My non-clinical portfolio was a huge learning curve for me. First bit of advice: get organised. Set up your calendar with colour codes and create folders in your email and on your computer for every project you’re working on. Second bit of advice: learn to say “no”. I wrote the rosters and organised orientation twice a year. Writing the roster is a poisoned chalice and is something you are on call for 24 hours a day, 7 days a week. If you are reading this, find your roster person and give them some love. It is an all-consuming job, where it doesn’t matter if you put 1000 hours into it, someone will always be unhappy and it will always be derailed at least once a term. It did teach me management skills however and most importantly I learnt to say “no”. This is a hard skill to learn, especially if your baseline is to always say yes. It meant that I could also say “no” to more work if I felt like my plate was already full.

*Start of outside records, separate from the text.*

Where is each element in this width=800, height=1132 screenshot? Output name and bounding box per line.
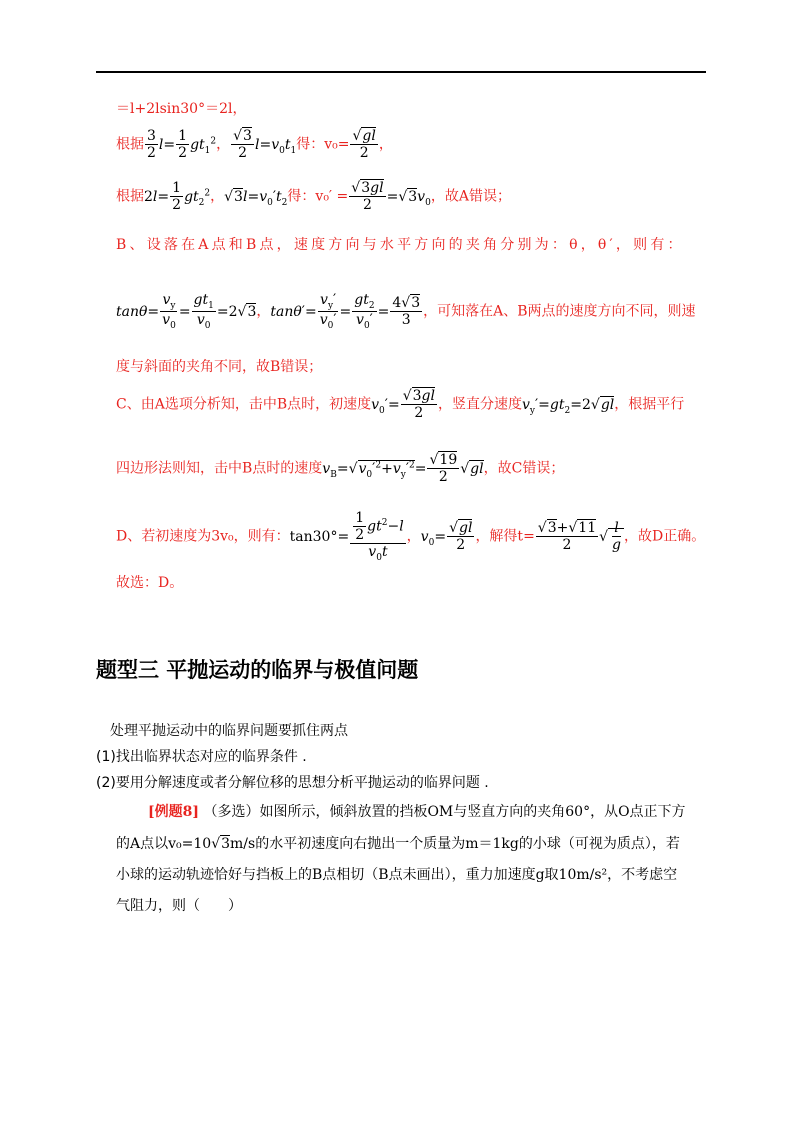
example-line-2: 的A点以v₀=10√3m/s的水平初速度向右抛出一个质量为m＝1kg的小球（可视为质点），若 [116, 836, 680, 852]
line-c-prefix: C、由A选项分析知，击中B点时，初速度 [116, 396, 372, 413]
section-intro: 处理平抛运动中的临界问题要抓住两点 [110, 723, 348, 739]
formula-v0-b: $v_0'=$ $\frac{√3gl}{2}$ [371, 388, 435, 422]
solution-line-c2 [116, 452, 564, 485]
line2-prefix: 根据 [116, 136, 144, 153]
line3-prefix: 根据 [116, 188, 144, 205]
formula-eq4: $√3l=v_0't_2$ [224, 188, 288, 208]
line2-end: ， [378, 136, 393, 153]
line2-de: 得： [296, 136, 325, 153]
line2-sep: ， [216, 136, 231, 153]
line-d-mid: ，解得t= [475, 528, 535, 545]
example-line-2-prefix: 的A点以v₀=10 [116, 836, 212, 852]
solution-line-1 [116, 98, 246, 118]
example-line-1-text: （多选）如图所示，倾斜放置的挡板OM与竖直方向的夹角60°，从O点正下方 [203, 804, 686, 820]
line-b2-text: ，可知落在A、B两点的速度方向不同，则速 [423, 303, 696, 320]
formula-tan30: tan30°= $\frac{1}{2}$ $gt^2-l$ $v_0t$ [289, 510, 404, 563]
line-d-end: ，故D正确。 [624, 528, 706, 545]
header-rule [96, 71, 706, 73]
line-b-text: B、设落在A点和B点，速度方向与水平方向的夹角分别为：θ，θ′，则有： [116, 237, 685, 253]
solution-line-1-text: ＝l+2lsin30°＝2l， [116, 101, 247, 117]
solution-line-b3 [116, 356, 322, 376]
section-point-1: (1)找出临界状态对应的临界条件 . [96, 749, 307, 765]
formula-tan-theta-prime: tanθ′= $\frac{v_y'}{v_0'}$ = $\frac{gt_2}{v_0'}$ = $\frac{4√3}{3}$ [270, 292, 421, 331]
formula-eq2: $\frac{√3}{2}$ $l=v_0t_1$ [233, 128, 297, 162]
line-b3-text: 度与斜面的夹角不同，故B错误； [116, 359, 323, 375]
section-point-2: (2)要用分解速度或者分解位移的思想分析平抛运动的临界问题 . [96, 775, 489, 791]
solution-line-2 [116, 128, 393, 161]
formula-v0-prime: $\frac{√3gl}{2}$ $=√3v_0$ [351, 180, 431, 214]
section-title: 题型三 平抛运动的临界与极值问题 [96, 658, 419, 682]
formula-vb: $v_B=√v_0'^2+v_y'^2=$ $\frac{√19}{2}$ √gl [322, 452, 484, 486]
line-c-end: ，根据平行 [614, 396, 685, 413]
solution-line-3 [116, 180, 511, 213]
line2-v0: v₀= [324, 136, 350, 153]
line-d-prefix: D、若初速度为3v₀，则有： [116, 528, 290, 545]
example-line-4: 气阻力，则（ ） [116, 898, 242, 914]
line3-sep: ， [210, 188, 225, 205]
example-line-1 [148, 801, 686, 821]
line-d-sep: ， [406, 528, 421, 545]
formula-vy-b: $v_y'=gt_2=2√gl$ [521, 396, 615, 416]
line-c2-prefix: 四边形法则知，击中B点时的速度 [116, 460, 323, 477]
line3-end: ，故A错误； [430, 188, 511, 205]
solution-line-b2: tanθ= $\frac{v_y}{v_0}$ = $\frac{gt_1}{v_0}$ =2√3，tanθ′= $\frac{v_y'}{v_0'}$ = $\frac{gt_2}{v_0'}$ = $\frac{4√3}{3}$ ，可知落在A、B两点的速度方向不同，则速 [116, 292, 696, 331]
line3-v0: v₀′ = [315, 188, 349, 205]
example-line-3: 小球的运动轨迹恰好与挡板上的B点相切（B点未画出），重力加速度g取10m/s²，不考虑空 [116, 867, 678, 883]
formula-tan-theta: tanθ= $\frac{v_y}{v_0}$ = $\frac{gt_1}{v_0}$ =2√3 [116, 292, 257, 331]
line-c-mid: ，竖直分速度 [437, 396, 522, 413]
formula-eq1: $\frac{3}{2}$ l= $\frac{1}{2}$ $gt_1^2$ [147, 128, 217, 162]
solution-line-d [116, 510, 705, 563]
answer-text: 故选：D。 [116, 575, 184, 591]
solution-line-b [116, 234, 685, 254]
formula-t: $\frac{√3+√11}{2}$ √ $\frac{l}{g}$ [535, 529, 624, 545]
formula-v0-d: $v_0=$ $\frac{√gl}{2}$ [420, 520, 473, 554]
answer-line [116, 572, 183, 592]
example-tag: [例题8] [148, 804, 199, 820]
line3-de: 得： [287, 188, 316, 205]
formula-eq3: 2l= $\frac{1}{2}$ $gt_2^2$ [144, 180, 211, 214]
formula-v0: $\frac{√gl}{2}$ [352, 128, 376, 162]
line-c2-end: ，故C错误； [483, 460, 565, 477]
example-line-2-suffix: m/s的水平初速度向右抛出一个质量为m＝1kg的小球（可视为质点），若 [230, 836, 680, 852]
solution-line-c [116, 388, 684, 421]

My other non-clinical activities included representing ICU at the monthly hospital trauma meetings; undertaking research with the esteemed Kwok Ho; helping improve our procedure credentialling process; and helping to run some BASIC and Beyond BASIC courses. It was a busy year where I learnt how to be a consultant beyond the clinical work. One of the best pieces of advice I got during my TY was that any committee you join, stay silent (or close to it) in meetings for 2-3 months. People in that room have probably thought of what you are about to say, have already considered your suggestion and have more experience than you of local processes and history. It is important to gauge the personalities in the room and to listen before you speak. That is the third bit of advice I pass on to you, because it served me well.

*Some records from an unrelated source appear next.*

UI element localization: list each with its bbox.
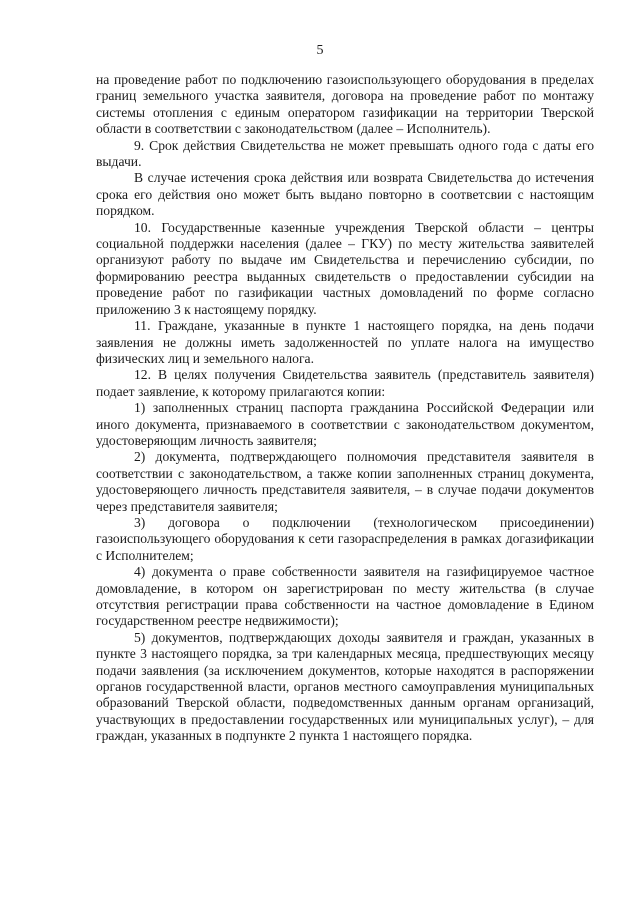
page-number: 5 [316,43,324,58]
list-item-4: 4) документа о праве собственности заявителя на газифицируемое частное домовладение, в котором он зарегистрирован по месту жительства (в случае отсутствия регистрации права собственности на частное домовладение в Едином государственном реестре недвижимости); [96,564,594,629]
list-item-3: 3) договора о подключении (технологическом присоединении) газоиспользующего оборудования к сети газораспределения в рамках догазификации с Исполнителем; [96,514,594,563]
paragraph-expiry-reissue: В случае истечения срока действия или возврата Свидетельства до истечения срока его действия оно может быть выдано повторно в соответсвии с настоящим порядком. [96,170,594,219]
paragraph-item-9: 9. Срок действия Свидетельства не может превышать одного года с даты его выдачи. [96,137,594,170]
list-item-2: 2) документа, подтверждающего полномочия представителя заявителя в соответствии с законодательством, а также копии заполненных страниц документа, удостоверяющего личность представителя заявителя, – в случае подачи документов через представителя заявителя; [96,449,594,514]
paragraph-continuation: на проведение работ по подключению газоиспользующего оборудования в пределах границ земельного участка заявителя, договора на проведение работ по монтажу системы отопления с единым оператором газификации на территории Тверской области в соответствии с законодательством (далее – Исполнитель). [96,72,594,137]
paragraph-item-12: 12. В целях получения Свидетельства заявитель (представитель заявителя) подает заявление, к которому прилагаются копии: [96,367,594,399]
paragraph-item-11: 11. Граждане, указанные в пункте 1 настоящего порядка, на день подачи заявления не должны иметь задолженностей по уплате налога на имущество физических лиц и земельного налога. [96,318,594,366]
list-item-5: 5) документов, подтверждающих доходы заявителя и граждан, указанных в пункте 3 настоящего порядка, за три календарных месяца, предшествующих месяцу подачи заявления (за исключением документов, которые находятся в распоряжении органов государственной власти, органов местного самоуправления муниципальных образований Тверской области, подведомственных данным органам организаций, участвующих в предоставлении государственных или муниципальных услуг), – для граждан, указанных в подпункте 2 пункта 1 настоящего порядка. [96,629,594,744]
paragraph-item-10: 10. Государственные казенные учреждения Тверской области – центры социальной поддержки населения (далее – ГКУ) по месту жительства заявителей организуют работу по выдаче им Свидетельства и перечислению субсидии, по формированию реестра выданных свидетельств о предоставлении субсидии на проведение работ по газификации частных домовладений по форме согласно приложению 3 к настоящему порядку. [96,219,594,317]
list-item-1: 1) заполненных страниц паспорта гражданина Российской Федерации или иного документа, признаваемого в соответствии с законодательством документом, удостоверяющим личность заявителя; [96,400,594,448]
document-body [96,72,594,745]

I am now finishing writing this piece 5 months into my first consultant year at John Hunter Hospital. It’s not because I write slowly but is an indication of how busy the move and the first few months of consultancy have been. Overall, this is what I took away from my Transition Year and beyond:
It's full of double-edged swords. Try and find the positive edge and how it will help you be a better consultant and help you sound interesting in your interviews.
Get the scrubs or the badge that show you’re a fellow. It’s hard enough making your mark.
Your non-clinical work is a huge part of your consultant practice so don’t avoid it as a fellow.
You’re not suddenly alone once you get letters. Everyone still calls each other for help.
Yes, I would recommend a Transition Year at Royal Perth, if you are happy to be innovative and tailor it to your needs.